The truth was that Philip Gerard was wonderful. I felt comfortable with him much like I felt comfortable with Joe. I felt that I could learn something from them. But, as I’ve mentioned, I could never fully enjoy grad school because I’m not sure I ever fully acclimated. The place itself was wonderful, minus the humidity, and I ran into a few great people. But most of the people there ruined it for me. Remember that time I said “gypped”? With everyone trying to be so politically correct, there was too much sameness. People were letting go of their own identities so not to offend others.
But there was something else. Something bigger. Before I went to North Carolina, I found beauty in everyday things. I saw beautiful, wonderful creatures in the people I worked with at Whirlpool, and I saw meaning in a dead-end bridge and a four-stroke engine. I lost all that in North Carolina. In North Carolina, I no longer felt like anything I had to say had meaning. It felt like I was too normal.
This may or may not be true, and it may all be my own misconception, but it seemed very much like the only thing that was celebrated in my graduate program was the writing that was “different.” And I understand that writing should be original, but when I say different, I mean crap like the lyric essay. I mean taking so many risks with the format of the writing and the content that it no longer made sense. It seemed like that was the stuff that was praised in grad school. All I could think was, “Oh, you put a sentence four spaces down at the bottom and that space represents the emptiness you were feeling? Shut up.” When it came to writing, I always thought it was the truth behind it all, the crafting of the story, the reality that made it good.
I also suffered from what I call “The Plight of the Happy Writer.” You see, all of the people I went to school with had some huge issue that they were dealing with, either from childhood, an ongoing battle with themselves, a sickness, a something.
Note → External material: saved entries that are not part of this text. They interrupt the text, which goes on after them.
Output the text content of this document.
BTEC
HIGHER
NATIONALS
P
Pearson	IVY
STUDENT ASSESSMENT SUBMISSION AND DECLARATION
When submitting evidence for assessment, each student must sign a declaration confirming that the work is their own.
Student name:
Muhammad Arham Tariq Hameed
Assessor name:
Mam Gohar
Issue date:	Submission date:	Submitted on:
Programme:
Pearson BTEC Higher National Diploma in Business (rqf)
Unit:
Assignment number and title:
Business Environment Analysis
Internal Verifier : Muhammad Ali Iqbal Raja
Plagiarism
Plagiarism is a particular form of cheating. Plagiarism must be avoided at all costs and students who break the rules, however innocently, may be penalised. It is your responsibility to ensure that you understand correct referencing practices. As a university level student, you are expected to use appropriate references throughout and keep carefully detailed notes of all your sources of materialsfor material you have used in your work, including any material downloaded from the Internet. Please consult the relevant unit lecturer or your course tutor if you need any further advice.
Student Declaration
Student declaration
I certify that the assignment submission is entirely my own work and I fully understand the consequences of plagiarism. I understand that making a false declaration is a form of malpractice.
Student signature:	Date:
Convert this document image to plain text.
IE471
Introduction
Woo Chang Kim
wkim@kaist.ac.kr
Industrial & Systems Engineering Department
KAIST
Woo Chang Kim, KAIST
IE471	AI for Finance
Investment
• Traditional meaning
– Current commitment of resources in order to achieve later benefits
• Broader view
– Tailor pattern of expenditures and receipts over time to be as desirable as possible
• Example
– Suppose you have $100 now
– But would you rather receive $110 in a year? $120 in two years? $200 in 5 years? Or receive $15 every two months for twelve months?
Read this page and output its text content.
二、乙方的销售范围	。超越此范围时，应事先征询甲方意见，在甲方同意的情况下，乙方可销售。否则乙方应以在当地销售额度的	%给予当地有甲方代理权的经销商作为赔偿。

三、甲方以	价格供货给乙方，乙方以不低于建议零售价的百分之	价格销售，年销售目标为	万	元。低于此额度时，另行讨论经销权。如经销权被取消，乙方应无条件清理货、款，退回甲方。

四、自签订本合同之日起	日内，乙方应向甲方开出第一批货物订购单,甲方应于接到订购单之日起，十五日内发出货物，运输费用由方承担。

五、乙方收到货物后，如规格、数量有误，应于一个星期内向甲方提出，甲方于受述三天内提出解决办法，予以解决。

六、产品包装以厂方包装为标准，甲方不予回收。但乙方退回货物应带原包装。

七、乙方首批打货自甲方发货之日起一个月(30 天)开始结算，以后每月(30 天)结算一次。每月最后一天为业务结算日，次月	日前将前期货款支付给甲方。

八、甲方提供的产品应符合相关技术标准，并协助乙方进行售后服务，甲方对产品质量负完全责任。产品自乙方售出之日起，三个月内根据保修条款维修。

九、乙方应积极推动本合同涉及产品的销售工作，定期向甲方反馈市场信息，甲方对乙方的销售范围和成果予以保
I felt like I was at a disadvantage (in writing only) because something horrible hadn’t happened to me, because I wasn’t molested as a child, or struggling with my sexuality. I had never been paid for certain sexual acts or had a horrible disease. I hadn’t traveled all over the world and saw the beauty and devastation. I was just an Ohio girl who was realizing she didn’t really have anything to say. And I became wonderfully happy with my lack of traumatic events.
So I let that callus that Joe so easily ripped off grow back over, and I hardened myself to writing. I was surprised that this hurt more than when Joe ripped that callus, and more than the period of my life before I even knew I could write. I was (read: am) purposely suppressing something that came naturally to me in response to something that seemed unnatural to me. I gave it up.
I haven’t been able to write since, but standing in the bathroom this morning while I was brushing my teeth, I saw that thing of beauty reemerge. That simple, everyday beauty that comes from an overused toothbrush and a paste-flecked mirror. I saw the imperfections, the reality of life creeping back in. So I stuck my fingernail underneath the callus to see how easy it would be to lift away again. Did I even want to? Baring one’s soul is not a decision that should be taken lightly.
But until then, I’ll enjoy the bent bristles of my toothbrush, the blue flecks on the glass, the cold tile underfoot, and I’ll keep picking at that callus to see if it’s ready to come off. I hope that it will be soon.